Poster Art, quando le fotografie invadono le città

Tra le tipologie di arti la fotografia è forse quella più immediata. Per questo motivo molti artisti la preferirono alla pittura, liberandola spesso dalla tecnica e trasformandola in pura espressione artistica: dalle eclettiche rayografie di Man Ray agli scatti di reportage di Steve McCurry, nei quali le persone sembrano raccontarci la loro storia. In pochi però sanno che la fotografia è al centro di una nuova arte: la Poster Art, la quale esibisce sui muri delle strade fotografie a grandezza poster. Tale tecnica appartiene al mondo della street art e, lì dove i graffiti si fermano arriva l’affissione di immagini spesso provocatorie e con funzione di denuncia.

Sono molte le installazione di poster che hanno fatto scalpore negli ultimi anni e tra queste vi è il caso della città messicana Ecatepec de Morelos, dove nel quartiere criminale di Cerro Gordo, sui muri delle case appaiono quindici poster giganteschi che riproducono i volti delle vittime del narcotraffico del rione. Si tratta del workshop fotografico “Dare un volto alle vittime della violenza” organizzato dalla Fundaciòn Murrieta. L’idea viene ripresa dal progetto del fotografo JR che nel 2006 affisse nella città di Parigi le gigantografie di ragazzi che abitavano le periferie. Una denuncia sociale priva di filtri, volta sia a commemorare le vittime di una guerra ancora in atto, sia a smuovere le coscienze di chi li guarda.


La poster art e le sue immagini provocatorie arrivano anche in Italia nella città di Bologna, dove nel luglio 2016 in via Irnerio vengono affisse 24 fotografie in bianco e nero raffiguranti baci omosessuali, in risposta alla strage di Orlando (12 giugno 2016) nella quale persero la vita 49 persone per mano di un killer omofobo all’interno di un night club della città. I poster fanno la loro comparsa sulle bacheche della via bolognese grazie alla campagna “Shoot Me Orlando” e al Cheap Festival, che dal 2013 promuove la street art. Nei giorni successivi anche altre città italiane vengono coinvolte da questa propaganda, tra cui Roma e Firenze.


Particolare è l’esempio di Roma, dove la poster art assume un carattere culturale in onore dello scrittore e regista Pier Paolo Pasolini. A 40 anni dal suo omicidio il quartiere Monteverde ha voluto ricordarlo valorizzando i luoghi nei quali lo scrittore trasse ispirazione per il romanzo Ragazzi di vita (1955), ambientato tra le case popolari di via Donna Olimpia che tutt’oggi svettano come grattacieli nel panorama del rione.

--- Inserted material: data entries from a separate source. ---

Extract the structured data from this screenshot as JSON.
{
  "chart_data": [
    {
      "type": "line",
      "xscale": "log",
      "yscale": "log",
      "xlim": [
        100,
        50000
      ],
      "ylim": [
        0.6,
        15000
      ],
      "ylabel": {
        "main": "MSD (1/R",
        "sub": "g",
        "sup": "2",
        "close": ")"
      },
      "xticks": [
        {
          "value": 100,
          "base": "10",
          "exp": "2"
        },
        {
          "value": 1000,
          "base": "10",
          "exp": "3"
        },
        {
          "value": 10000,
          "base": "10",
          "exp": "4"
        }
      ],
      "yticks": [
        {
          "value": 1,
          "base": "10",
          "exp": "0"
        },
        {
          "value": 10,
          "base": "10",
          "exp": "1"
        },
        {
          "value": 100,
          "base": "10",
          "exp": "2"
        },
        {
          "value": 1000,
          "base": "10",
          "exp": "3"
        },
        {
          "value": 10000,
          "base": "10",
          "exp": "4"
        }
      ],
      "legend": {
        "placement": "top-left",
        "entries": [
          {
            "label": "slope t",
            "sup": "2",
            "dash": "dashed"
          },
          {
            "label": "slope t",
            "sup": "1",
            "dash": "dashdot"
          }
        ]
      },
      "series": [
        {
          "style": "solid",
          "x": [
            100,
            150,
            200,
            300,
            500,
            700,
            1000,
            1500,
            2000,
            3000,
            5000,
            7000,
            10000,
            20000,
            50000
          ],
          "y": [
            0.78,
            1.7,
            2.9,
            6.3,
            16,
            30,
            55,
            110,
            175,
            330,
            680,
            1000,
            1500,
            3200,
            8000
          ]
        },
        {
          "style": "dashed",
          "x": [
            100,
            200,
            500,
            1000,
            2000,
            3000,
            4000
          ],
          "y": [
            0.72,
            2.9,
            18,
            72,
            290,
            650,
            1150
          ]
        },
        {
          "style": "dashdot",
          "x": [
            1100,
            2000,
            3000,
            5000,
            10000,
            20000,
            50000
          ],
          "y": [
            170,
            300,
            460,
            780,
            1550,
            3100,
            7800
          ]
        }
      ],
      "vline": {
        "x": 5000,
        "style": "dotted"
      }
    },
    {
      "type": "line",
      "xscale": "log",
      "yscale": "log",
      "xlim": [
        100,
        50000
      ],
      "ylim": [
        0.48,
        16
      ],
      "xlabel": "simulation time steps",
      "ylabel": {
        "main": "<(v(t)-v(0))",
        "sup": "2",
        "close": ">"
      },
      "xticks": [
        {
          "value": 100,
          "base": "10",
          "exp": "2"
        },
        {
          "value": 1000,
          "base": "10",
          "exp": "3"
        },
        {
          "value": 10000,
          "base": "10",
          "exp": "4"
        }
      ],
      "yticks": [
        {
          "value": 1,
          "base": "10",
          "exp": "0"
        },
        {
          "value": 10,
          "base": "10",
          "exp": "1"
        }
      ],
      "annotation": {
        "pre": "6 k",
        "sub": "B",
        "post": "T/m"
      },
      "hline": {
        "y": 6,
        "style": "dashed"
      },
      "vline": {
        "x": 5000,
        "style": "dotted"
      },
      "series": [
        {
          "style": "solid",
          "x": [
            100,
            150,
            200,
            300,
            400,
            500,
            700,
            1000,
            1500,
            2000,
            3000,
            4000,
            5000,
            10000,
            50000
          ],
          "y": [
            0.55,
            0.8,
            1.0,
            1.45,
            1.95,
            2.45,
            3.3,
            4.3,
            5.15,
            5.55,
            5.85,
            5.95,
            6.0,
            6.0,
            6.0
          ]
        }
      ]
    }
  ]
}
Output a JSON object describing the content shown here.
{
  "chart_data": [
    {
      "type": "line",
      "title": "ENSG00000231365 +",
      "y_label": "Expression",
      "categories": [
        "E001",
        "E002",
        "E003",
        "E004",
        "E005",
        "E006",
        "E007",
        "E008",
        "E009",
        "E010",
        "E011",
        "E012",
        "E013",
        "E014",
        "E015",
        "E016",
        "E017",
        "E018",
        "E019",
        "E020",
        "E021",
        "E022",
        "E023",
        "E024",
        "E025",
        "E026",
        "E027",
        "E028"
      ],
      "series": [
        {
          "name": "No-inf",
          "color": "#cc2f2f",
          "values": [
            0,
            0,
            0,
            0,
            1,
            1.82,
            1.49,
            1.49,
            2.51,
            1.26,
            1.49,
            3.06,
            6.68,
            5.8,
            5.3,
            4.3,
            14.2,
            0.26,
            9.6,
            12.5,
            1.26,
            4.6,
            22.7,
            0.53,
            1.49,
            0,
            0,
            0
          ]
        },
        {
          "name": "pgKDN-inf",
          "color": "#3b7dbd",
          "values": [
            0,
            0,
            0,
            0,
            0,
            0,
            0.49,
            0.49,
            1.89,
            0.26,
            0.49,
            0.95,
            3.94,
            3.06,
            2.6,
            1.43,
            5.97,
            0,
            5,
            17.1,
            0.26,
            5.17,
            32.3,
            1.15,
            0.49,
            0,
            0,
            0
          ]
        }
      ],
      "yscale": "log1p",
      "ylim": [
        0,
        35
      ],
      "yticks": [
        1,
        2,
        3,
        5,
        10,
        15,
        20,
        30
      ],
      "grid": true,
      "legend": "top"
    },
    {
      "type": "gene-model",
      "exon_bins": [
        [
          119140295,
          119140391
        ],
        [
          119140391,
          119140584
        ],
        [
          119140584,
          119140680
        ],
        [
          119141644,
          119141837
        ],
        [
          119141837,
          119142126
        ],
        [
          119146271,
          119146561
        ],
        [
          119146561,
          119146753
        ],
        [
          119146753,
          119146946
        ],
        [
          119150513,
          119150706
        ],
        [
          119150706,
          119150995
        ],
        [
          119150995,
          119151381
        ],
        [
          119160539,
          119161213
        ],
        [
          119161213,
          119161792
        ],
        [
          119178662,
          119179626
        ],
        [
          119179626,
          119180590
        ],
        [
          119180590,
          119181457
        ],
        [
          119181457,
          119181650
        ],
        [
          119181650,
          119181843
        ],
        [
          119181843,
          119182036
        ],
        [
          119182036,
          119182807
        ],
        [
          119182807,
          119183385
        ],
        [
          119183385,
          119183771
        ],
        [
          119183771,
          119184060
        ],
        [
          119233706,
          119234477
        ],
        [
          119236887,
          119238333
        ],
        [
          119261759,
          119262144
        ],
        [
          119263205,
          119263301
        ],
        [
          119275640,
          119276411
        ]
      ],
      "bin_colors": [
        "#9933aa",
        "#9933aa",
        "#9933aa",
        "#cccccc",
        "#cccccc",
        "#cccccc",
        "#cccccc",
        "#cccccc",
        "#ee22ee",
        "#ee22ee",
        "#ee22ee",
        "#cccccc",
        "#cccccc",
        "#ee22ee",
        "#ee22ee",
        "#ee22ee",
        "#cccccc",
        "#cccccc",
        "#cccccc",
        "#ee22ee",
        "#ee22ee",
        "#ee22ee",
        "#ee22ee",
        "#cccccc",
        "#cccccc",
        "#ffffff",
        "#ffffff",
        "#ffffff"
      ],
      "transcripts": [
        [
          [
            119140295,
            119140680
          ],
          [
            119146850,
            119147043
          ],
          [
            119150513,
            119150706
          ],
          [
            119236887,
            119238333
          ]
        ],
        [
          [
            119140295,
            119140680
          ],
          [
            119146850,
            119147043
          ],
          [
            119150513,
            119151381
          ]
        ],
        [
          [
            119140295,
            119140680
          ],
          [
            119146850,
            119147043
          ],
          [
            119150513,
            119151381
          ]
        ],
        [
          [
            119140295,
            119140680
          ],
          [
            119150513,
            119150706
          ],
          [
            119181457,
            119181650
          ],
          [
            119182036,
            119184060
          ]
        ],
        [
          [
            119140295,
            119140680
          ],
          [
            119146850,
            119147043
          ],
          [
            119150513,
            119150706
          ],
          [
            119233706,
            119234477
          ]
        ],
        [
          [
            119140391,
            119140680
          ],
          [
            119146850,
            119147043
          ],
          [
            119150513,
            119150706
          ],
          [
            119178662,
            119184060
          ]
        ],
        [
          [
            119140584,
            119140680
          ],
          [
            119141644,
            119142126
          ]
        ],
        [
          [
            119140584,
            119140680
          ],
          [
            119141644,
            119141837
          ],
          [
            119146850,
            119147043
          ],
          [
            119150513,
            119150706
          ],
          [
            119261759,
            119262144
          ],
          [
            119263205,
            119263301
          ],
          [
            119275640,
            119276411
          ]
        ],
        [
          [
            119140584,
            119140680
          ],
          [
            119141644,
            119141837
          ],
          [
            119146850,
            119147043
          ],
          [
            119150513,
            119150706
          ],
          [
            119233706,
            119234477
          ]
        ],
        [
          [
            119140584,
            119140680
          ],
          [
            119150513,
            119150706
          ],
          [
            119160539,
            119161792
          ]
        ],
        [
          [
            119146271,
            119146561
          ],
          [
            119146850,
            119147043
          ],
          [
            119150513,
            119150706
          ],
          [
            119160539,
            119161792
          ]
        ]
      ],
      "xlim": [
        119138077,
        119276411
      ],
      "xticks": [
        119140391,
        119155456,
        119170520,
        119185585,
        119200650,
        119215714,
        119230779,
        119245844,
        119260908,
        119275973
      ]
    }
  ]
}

In via Federico Ozanam il muro delle case popolari è invaso da una serie di fotografie in bianco e nero formato poster che ritraggono la vita di Paolini e i suoi ragazzi di vita, persone che all’epoca vivevano in quelle strade e, non solo presero vita all’interno delle pagine del romanzo, ma diventarono anche gli attori dell’omonimo film.

Foto di Federica Girardi

Le fotografie sono inoltre corredate da aforismi e scritti dell’artista che incuriosiscono i passanti e li convincono a fermarsi a leggere e scattare qualche foto con gli smartphone. Queste foto hanno il potere di rendere il mio quartiere più interessante, spingendo i passanti ad avvicinarsi alla cultura.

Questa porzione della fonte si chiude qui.